Every way that we can

It’s probably the most difficult problem that librarians around the world are currently facing : how to get the instiutions in which we are based to understand what it is we actually do and moreover to recognise our value and relevance. I realise I’m not saying anything new or groundbreaking here, but I honestly believe that if we don’t start addressing this issue of issues more comprehensively and conclusively, and soon, then in this leaner and less forgiving age, we may genuinely run out of time to get this message across. Earlier this month, this fact zoomed even more inexorably into focus for me, after hearing about sweeping staff cuts to a library service that I’d always regarded to be as safe as houses.

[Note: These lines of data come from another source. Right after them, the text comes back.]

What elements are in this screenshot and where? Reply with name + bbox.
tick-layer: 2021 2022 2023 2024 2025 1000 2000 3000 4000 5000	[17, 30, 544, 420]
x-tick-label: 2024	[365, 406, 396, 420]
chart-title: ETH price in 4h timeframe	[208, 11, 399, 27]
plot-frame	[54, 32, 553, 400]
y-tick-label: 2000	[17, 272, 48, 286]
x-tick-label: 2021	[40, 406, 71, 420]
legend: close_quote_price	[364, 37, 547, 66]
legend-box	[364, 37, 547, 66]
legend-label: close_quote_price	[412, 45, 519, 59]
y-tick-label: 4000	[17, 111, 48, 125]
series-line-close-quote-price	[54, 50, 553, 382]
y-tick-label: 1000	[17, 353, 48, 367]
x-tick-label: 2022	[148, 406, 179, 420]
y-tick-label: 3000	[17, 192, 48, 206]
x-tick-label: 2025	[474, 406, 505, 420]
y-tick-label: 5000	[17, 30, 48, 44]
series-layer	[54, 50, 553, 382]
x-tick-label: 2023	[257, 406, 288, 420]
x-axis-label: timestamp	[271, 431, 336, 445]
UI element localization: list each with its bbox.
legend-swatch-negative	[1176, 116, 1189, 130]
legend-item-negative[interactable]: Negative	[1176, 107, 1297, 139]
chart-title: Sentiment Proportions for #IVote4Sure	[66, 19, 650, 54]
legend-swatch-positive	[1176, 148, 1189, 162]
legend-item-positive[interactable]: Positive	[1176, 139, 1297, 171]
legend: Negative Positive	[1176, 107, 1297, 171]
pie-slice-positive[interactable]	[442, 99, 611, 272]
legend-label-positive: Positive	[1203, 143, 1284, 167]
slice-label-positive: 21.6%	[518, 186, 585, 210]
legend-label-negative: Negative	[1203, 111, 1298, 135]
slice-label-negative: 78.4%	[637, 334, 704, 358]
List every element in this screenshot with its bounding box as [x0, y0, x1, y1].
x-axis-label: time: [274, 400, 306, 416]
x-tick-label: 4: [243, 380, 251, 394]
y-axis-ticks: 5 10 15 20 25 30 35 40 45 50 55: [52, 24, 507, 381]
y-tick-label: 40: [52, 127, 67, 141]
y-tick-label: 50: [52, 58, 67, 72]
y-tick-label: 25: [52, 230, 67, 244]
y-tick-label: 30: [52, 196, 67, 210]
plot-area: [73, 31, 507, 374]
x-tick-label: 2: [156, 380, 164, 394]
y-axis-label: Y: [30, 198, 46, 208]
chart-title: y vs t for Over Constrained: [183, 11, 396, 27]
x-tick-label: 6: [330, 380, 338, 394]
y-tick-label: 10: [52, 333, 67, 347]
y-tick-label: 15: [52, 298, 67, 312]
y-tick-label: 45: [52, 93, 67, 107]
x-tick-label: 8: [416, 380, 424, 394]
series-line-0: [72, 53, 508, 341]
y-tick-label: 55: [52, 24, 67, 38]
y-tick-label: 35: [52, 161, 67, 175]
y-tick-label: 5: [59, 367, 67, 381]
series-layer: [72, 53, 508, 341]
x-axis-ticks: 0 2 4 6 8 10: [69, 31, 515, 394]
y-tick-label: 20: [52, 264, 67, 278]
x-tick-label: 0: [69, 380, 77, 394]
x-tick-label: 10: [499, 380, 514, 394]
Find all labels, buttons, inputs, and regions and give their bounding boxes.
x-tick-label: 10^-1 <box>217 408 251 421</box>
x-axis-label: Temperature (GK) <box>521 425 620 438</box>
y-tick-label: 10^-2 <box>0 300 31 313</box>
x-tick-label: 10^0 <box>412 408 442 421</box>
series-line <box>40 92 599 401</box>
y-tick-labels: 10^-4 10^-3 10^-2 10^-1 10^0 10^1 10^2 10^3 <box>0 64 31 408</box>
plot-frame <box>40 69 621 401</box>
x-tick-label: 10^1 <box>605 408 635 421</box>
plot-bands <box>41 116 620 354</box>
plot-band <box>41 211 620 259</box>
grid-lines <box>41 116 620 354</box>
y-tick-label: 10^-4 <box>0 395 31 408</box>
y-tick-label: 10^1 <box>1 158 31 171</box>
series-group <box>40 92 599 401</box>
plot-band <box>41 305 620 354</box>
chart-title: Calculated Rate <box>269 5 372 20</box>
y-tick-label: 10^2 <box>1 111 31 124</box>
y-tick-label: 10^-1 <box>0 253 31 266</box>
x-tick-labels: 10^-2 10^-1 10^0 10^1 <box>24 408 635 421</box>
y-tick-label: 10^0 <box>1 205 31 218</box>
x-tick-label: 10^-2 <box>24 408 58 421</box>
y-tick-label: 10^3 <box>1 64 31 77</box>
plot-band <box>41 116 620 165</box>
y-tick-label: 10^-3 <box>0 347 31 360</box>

So where are we going wrong? Well for one thing I’m convinced we’re still not being bold enough about communicating the value we bring to our organisations, and for another that we’re still assuming that stakeholders have a better understanding of the myriad complexities of librarianship than they do. Yes we all have our champions and supporters, but they are far outnumbered by those who, if pushed for a description of what it is we do, would inexplicably trot out the old ‘stamp, shelve and shush’ cliches. We can no longer afford to be complacent or assume that our services will be eternally funded. Going back to an earlier post, like Bertrand Russell’s Christmas turkey, sooner or later we may stop being fed and suddenly find that we have no future.

So what can we do about it? Plenty. Its no accident that I spend so much of my time marketing my own library service through newsletters, plasma screen adverts, boomarks, online and printed guides, Youtube videos, consultation exercises, focus groups, teaching and training, our portal, emails, Twitter, surveys, Facebook, inductions, social bookmarking and internal committees. Rather it’s in recognition of the fact that I’m more convinced than ever that the services we offer need to be communicated and promoted in every way that we can, and that all the avenues that are open to us must be fully explored and utilised. I see accountability and statistics as equally key, so that we can incontrovertibly prove that our services and resources are sufficiently used, that our staffing levels are appropriate, and that our contribution to teaching and research is both tangible and vital. Of course, statistics do not constitute a cast-iron guarantee, but they’re incredibly useful safeguards against uninformed assumption.

Can we market ourselves too much? Can we spend too much time seeking to prove our worth? I don’t think we can. In a world where the activity of an information search has been popularly distilled into sticking a word a Google and hitting return, we cannot assume that our incalulably more complex raft of services will be understood, never mind embraced. And I suggest that this should be our other primary objective going forward: to simplify our services and to explain ourselves in as straightforward a manner as possible. This should lead to better  understanding of, and more importantly, sufficient buy-in to, our services and in turn to some much-needed professional security.